Sur l’importance de bien comprendre vos outils IA

Tous les outils IA ne sont pas équivalents… Ils se ressemblent parfois, mais ne fonctionnent pas tous de la même manière. Comprendre le fonctionnement de nos outils peut nous aider à mieux les utiliser. Pour y arriver, il faut maitriser certains concepts de base. Je ne suis pas spécialiste, mais j’en maitrise suffisamment pour être un bon utilisateur de l’IA.

Il y a d’abord les LLM (Large Language Model). Ces outils utilisent un modèle statistique neuronal entraîné sur de très grands corpus de textes dont la tâche centrale est de prédire le prochain token (mot, sous-mot, symbole) étant donné un contexte. Les LLM ne comprennent pas au sens humain, mais ils modélisent avec comme fondation des régularités linguistiques et conceptuelles à grandes échelles. Les LLM n’ont généralement pas d’intentions ou de buts propres, ni d’accès direct à la vérité. Ils ne réfléchissent pas de manière causale, mais produisent des réponses plausibles selon des statistiques. En dehors d’une mise à jour ou du passage à une nouvelle version, les LLM n’évoluent pas vraiment et ne s’optimisent pas vraiment.

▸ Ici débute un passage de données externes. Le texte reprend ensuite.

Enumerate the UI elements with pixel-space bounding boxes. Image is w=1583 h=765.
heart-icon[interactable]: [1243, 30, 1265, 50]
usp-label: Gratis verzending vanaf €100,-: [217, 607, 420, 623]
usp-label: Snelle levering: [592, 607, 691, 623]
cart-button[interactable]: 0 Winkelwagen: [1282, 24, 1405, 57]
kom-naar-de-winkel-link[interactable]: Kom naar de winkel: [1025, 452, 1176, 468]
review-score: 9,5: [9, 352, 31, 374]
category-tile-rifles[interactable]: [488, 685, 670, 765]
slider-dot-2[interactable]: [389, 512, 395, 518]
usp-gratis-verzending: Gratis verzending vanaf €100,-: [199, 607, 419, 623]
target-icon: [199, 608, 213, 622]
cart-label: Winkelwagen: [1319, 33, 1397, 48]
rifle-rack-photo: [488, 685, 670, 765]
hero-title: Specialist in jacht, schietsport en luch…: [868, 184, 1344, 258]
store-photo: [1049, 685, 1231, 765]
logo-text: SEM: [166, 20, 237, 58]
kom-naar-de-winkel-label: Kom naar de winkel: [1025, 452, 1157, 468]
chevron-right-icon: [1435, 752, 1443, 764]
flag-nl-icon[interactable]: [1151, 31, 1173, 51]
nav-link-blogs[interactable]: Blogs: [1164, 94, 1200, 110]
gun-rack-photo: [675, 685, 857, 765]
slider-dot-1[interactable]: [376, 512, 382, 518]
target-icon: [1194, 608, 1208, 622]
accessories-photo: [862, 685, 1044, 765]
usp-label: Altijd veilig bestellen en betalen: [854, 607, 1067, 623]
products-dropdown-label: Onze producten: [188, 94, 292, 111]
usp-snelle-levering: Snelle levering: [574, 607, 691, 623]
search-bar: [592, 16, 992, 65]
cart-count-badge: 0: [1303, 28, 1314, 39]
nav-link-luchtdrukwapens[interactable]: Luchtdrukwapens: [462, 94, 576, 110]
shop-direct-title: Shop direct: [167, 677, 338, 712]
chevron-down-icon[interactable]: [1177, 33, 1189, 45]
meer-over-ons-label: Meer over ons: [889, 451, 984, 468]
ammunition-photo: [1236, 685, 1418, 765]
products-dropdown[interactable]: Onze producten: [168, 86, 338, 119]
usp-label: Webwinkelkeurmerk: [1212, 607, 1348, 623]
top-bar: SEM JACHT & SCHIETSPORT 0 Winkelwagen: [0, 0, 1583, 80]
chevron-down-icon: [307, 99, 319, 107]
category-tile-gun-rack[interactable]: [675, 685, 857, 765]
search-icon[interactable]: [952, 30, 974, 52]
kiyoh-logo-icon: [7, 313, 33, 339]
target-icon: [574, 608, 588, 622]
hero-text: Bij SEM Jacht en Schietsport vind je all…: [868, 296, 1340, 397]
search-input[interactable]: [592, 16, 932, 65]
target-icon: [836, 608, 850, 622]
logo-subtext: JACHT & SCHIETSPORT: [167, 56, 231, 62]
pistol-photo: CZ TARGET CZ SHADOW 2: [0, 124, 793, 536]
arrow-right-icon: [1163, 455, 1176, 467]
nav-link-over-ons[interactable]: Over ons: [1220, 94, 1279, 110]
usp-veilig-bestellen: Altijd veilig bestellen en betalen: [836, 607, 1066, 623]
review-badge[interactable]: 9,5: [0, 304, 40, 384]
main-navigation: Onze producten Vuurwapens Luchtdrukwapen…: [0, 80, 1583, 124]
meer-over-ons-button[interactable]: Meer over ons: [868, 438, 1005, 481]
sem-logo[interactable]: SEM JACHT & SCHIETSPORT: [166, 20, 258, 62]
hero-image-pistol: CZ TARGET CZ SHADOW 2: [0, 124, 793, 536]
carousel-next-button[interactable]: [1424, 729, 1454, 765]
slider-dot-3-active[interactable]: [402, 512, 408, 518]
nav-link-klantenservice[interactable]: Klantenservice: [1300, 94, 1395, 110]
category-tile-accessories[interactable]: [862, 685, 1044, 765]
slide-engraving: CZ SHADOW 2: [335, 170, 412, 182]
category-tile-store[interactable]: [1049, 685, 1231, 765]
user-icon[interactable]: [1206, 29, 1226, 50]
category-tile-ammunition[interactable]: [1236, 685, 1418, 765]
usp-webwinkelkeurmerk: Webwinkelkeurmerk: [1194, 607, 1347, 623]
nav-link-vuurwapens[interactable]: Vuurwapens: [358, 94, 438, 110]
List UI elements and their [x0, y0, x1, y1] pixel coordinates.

Il existe aussi des RLM (Reinforcement Learning Model). Ces derniers agissent généralement dans un environnement défini et connu comme un jeu qui aurait des règles bien connues. Le RLM reçoit des récompenses ou des pénalités selon la nature de ses réponses et il met sa politique à jour et s’optimise (ou apprend) explicitement en fonction des récompenses reçues.

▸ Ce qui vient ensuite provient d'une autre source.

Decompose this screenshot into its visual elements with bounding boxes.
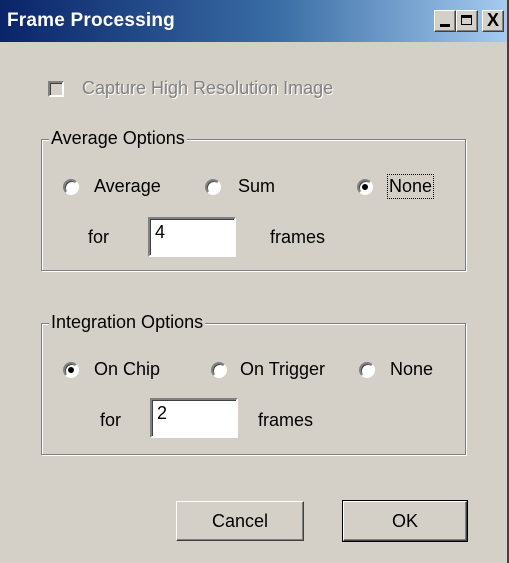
- average-radio-label: Average: [94, 176, 161, 196]
- average-for-label: for: [88, 227, 110, 247]
- integration-options-title: Integration Options: [49, 312, 206, 333]
- integration-for-label: for: [100, 410, 122, 430]
- on-trigger-radio-label: On Trigger: [240, 359, 326, 379]
- integration-none-radio-label: None: [390, 359, 434, 379]
- average-options-title: Average Options: [49, 128, 187, 149]
- integration-frames-input[interactable]: 2: [150, 398, 238, 438]
- average-none-radio-label: None: [386, 174, 435, 199]
- average-frames-label: frames: [270, 227, 326, 247]
- average-frames-input[interactable]: 4: [148, 217, 236, 257]
- maximize-button[interactable]: [456, 10, 478, 32]
- average-options-group: Average Options: [41, 128, 466, 271]
- frame-processing-dialog: Frame Processing X Capture High Resoluti…: [0, 0, 509, 563]
- capture-high-res-label: Capture High Resolution Image: [82, 78, 334, 98]
- ok-button[interactable]: OK: [342, 500, 468, 542]
- minimize-button[interactable]: [434, 10, 456, 32]
- close-icon: X: [486, 10, 499, 30]
- capture-high-res-checkbox[interactable]: [48, 81, 64, 97]
- average-none-radio[interactable]: [357, 179, 373, 195]
- sum-radio-label: Sum: [238, 176, 276, 196]
- integration-none-radio[interactable]: [359, 362, 375, 378]
- window-title: Frame Processing: [7, 10, 175, 31]
- on-trigger-radio[interactable]: [211, 362, 227, 378]
- cancel-button[interactable]: Cancel: [176, 501, 304, 541]
- radio-selected-dot: [362, 184, 368, 190]
- close-button[interactable]: X: [482, 10, 504, 32]
- maximize-icon: [461, 15, 472, 25]
- sum-radio[interactable]: [205, 179, 221, 195]
- title-bar[interactable]: Frame Processing X: [0, 0, 507, 42]
- radio-selected-dot: [68, 367, 74, 373]
- average-radio[interactable]: [63, 179, 79, 195]
- minimize-icon: [440, 24, 450, 27]
- on-chip-radio[interactable]: [63, 362, 79, 378]
- on-chip-radio-label: On Chip: [94, 359, 161, 379]
- integration-frames-label: frames: [258, 410, 314, 430]
- integration-options-group: Integration Options: [41, 312, 466, 455]
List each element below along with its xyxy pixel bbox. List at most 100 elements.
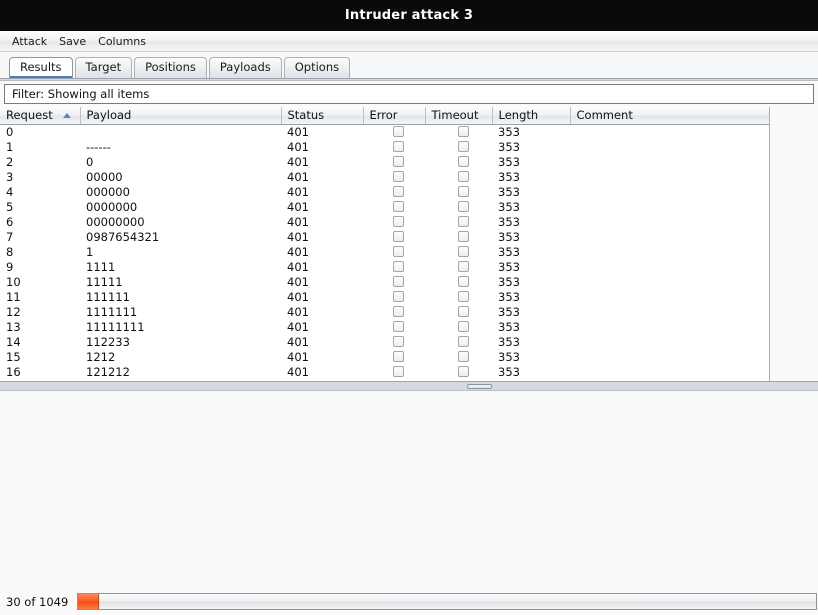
error-checkbox[interactable]	[393, 291, 404, 302]
cell-length: 353	[492, 320, 570, 335]
menu-columns[interactable]: Columns	[92, 33, 152, 50]
window-title: Intruder attack 3	[345, 8, 473, 23]
cell-comment	[570, 245, 770, 260]
table-row[interactable]: 81401353	[0, 245, 770, 260]
column-header-error[interactable]: Error	[363, 107, 425, 124]
cell-comment	[570, 290, 770, 305]
results-table: Request Payload Status Error Timeout Len…	[0, 107, 770, 380]
column-header-status[interactable]: Status	[281, 107, 363, 124]
error-checkbox[interactable]	[393, 141, 404, 152]
timeout-checkbox[interactable]	[458, 336, 469, 347]
table-row[interactable]: 4000000401353	[0, 185, 770, 200]
timeout-checkbox[interactable]	[458, 126, 469, 137]
error-checkbox[interactable]	[393, 306, 404, 317]
timeout-checkbox[interactable]	[458, 216, 469, 227]
cell-payload: 000000	[80, 185, 281, 200]
cell-request: 13	[0, 320, 80, 335]
table-row[interactable]: 121111111401353	[0, 305, 770, 320]
cell-request: 14	[0, 335, 80, 350]
table-row[interactable]: 91111401353	[0, 260, 770, 275]
cell-length: 353	[492, 200, 570, 215]
error-checkbox[interactable]	[393, 201, 404, 212]
cell-status: 401	[281, 140, 363, 155]
table-row[interactable]: 50000000401353	[0, 200, 770, 215]
timeout-checkbox[interactable]	[458, 141, 469, 152]
table-row[interactable]: 70987654321401353	[0, 230, 770, 245]
cell-status: 401	[281, 350, 363, 365]
cell-status: 401	[281, 124, 363, 140]
cell-timeout	[425, 155, 492, 170]
cell-payload: ------	[80, 140, 281, 155]
error-checkbox[interactable]	[393, 231, 404, 242]
error-checkbox[interactable]	[393, 276, 404, 287]
cell-payload: 1	[80, 245, 281, 260]
cell-payload: 1212	[80, 350, 281, 365]
timeout-checkbox[interactable]	[458, 366, 469, 377]
timeout-checkbox[interactable]	[458, 156, 469, 167]
error-checkbox[interactable]	[393, 261, 404, 272]
timeout-checkbox[interactable]	[458, 171, 469, 182]
menubar: Attack Save Columns	[0, 31, 818, 52]
filter-bar[interactable]: Filter: Showing all items	[4, 84, 814, 104]
column-header-length[interactable]: Length	[492, 107, 570, 124]
error-checkbox[interactable]	[393, 186, 404, 197]
error-checkbox[interactable]	[393, 366, 404, 377]
error-checkbox[interactable]	[393, 336, 404, 347]
splitter-handle[interactable]	[467, 384, 492, 389]
error-checkbox[interactable]	[393, 216, 404, 227]
cell-timeout	[425, 305, 492, 320]
timeout-checkbox[interactable]	[458, 261, 469, 272]
table-row[interactable]: 16121212401353	[0, 365, 770, 380]
tab-positions[interactable]: Positions	[134, 57, 207, 78]
table-row[interactable]: 1011111401353	[0, 275, 770, 290]
table-row[interactable]: 1311111111401353	[0, 320, 770, 335]
menu-save[interactable]: Save	[53, 33, 92, 50]
error-checkbox[interactable]	[393, 246, 404, 257]
cell-status: 401	[281, 305, 363, 320]
cell-timeout	[425, 335, 492, 350]
table-row[interactable]: 20401353	[0, 155, 770, 170]
cell-request: 6	[0, 215, 80, 230]
table-row[interactable]: 1------401353	[0, 140, 770, 155]
timeout-checkbox[interactable]	[458, 246, 469, 257]
timeout-checkbox[interactable]	[458, 351, 469, 362]
table-row[interactable]: 11111111401353	[0, 290, 770, 305]
error-checkbox[interactable]	[393, 171, 404, 182]
error-checkbox[interactable]	[393, 156, 404, 167]
tab-target[interactable]: Target	[75, 57, 133, 78]
cell-payload: 11111	[80, 275, 281, 290]
timeout-checkbox[interactable]	[458, 291, 469, 302]
timeout-checkbox[interactable]	[458, 186, 469, 197]
panel-splitter[interactable]	[0, 381, 818, 391]
timeout-checkbox[interactable]	[458, 201, 469, 212]
table-row[interactable]: 14112233401353	[0, 335, 770, 350]
cell-length: 353	[492, 350, 570, 365]
error-checkbox[interactable]	[393, 126, 404, 137]
table-row[interactable]: 600000000401353	[0, 215, 770, 230]
column-header-timeout[interactable]: Timeout	[425, 107, 492, 124]
cell-length: 353	[492, 305, 570, 320]
timeout-checkbox[interactable]	[458, 276, 469, 287]
column-header-comment[interactable]: Comment	[570, 107, 770, 124]
request-response-detail-panel	[0, 391, 818, 588]
tab-options[interactable]: Options	[284, 57, 350, 78]
table-row[interactable]: 151212401353	[0, 350, 770, 365]
timeout-checkbox[interactable]	[458, 306, 469, 317]
table-row[interactable]: 300000401353	[0, 170, 770, 185]
results-table-header: Request Payload Status Error Timeout Len…	[0, 107, 770, 124]
timeout-checkbox[interactable]	[458, 231, 469, 242]
error-checkbox[interactable]	[393, 321, 404, 332]
cell-error	[363, 230, 425, 245]
cell-status: 401	[281, 170, 363, 185]
menu-attack[interactable]: Attack	[6, 33, 53, 50]
header-row: Request Payload Status Error Timeout Len…	[0, 107, 770, 124]
cell-payload: 1111111	[80, 305, 281, 320]
column-header-payload[interactable]: Payload	[80, 107, 281, 124]
table-row[interactable]: 0401353	[0, 124, 770, 140]
tab-payloads[interactable]: Payloads	[209, 57, 282, 78]
cell-length: 353	[492, 215, 570, 230]
error-checkbox[interactable]	[393, 351, 404, 362]
column-header-request[interactable]: Request	[0, 107, 80, 124]
tab-results[interactable]: Results	[9, 57, 73, 78]
timeout-checkbox[interactable]	[458, 321, 469, 332]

Personnellement, les outils que j’utilise quotidiennement, nommément Copilot et Gemini, ne sont plus tout à fait des LLM sans être non plus des RLM. Et c’est très important de le savoir afin de pouvoir bien les manipuler (comme on manipule un outil) pour en tirer le maximum et éviter quelques pièges liés à l’utilisation de l’IA.

Pour mieux connaitre votre outil favori, demandez-lui (par exemple):

J'essaie de mieux te comprendre pour mieux t'utiliser. Adopte la posture d'un enseignant bienveillant et définis ta nature en tant qu'IA. Es-tu un LLM au sens strict? Es-tu un RLM au sens strict?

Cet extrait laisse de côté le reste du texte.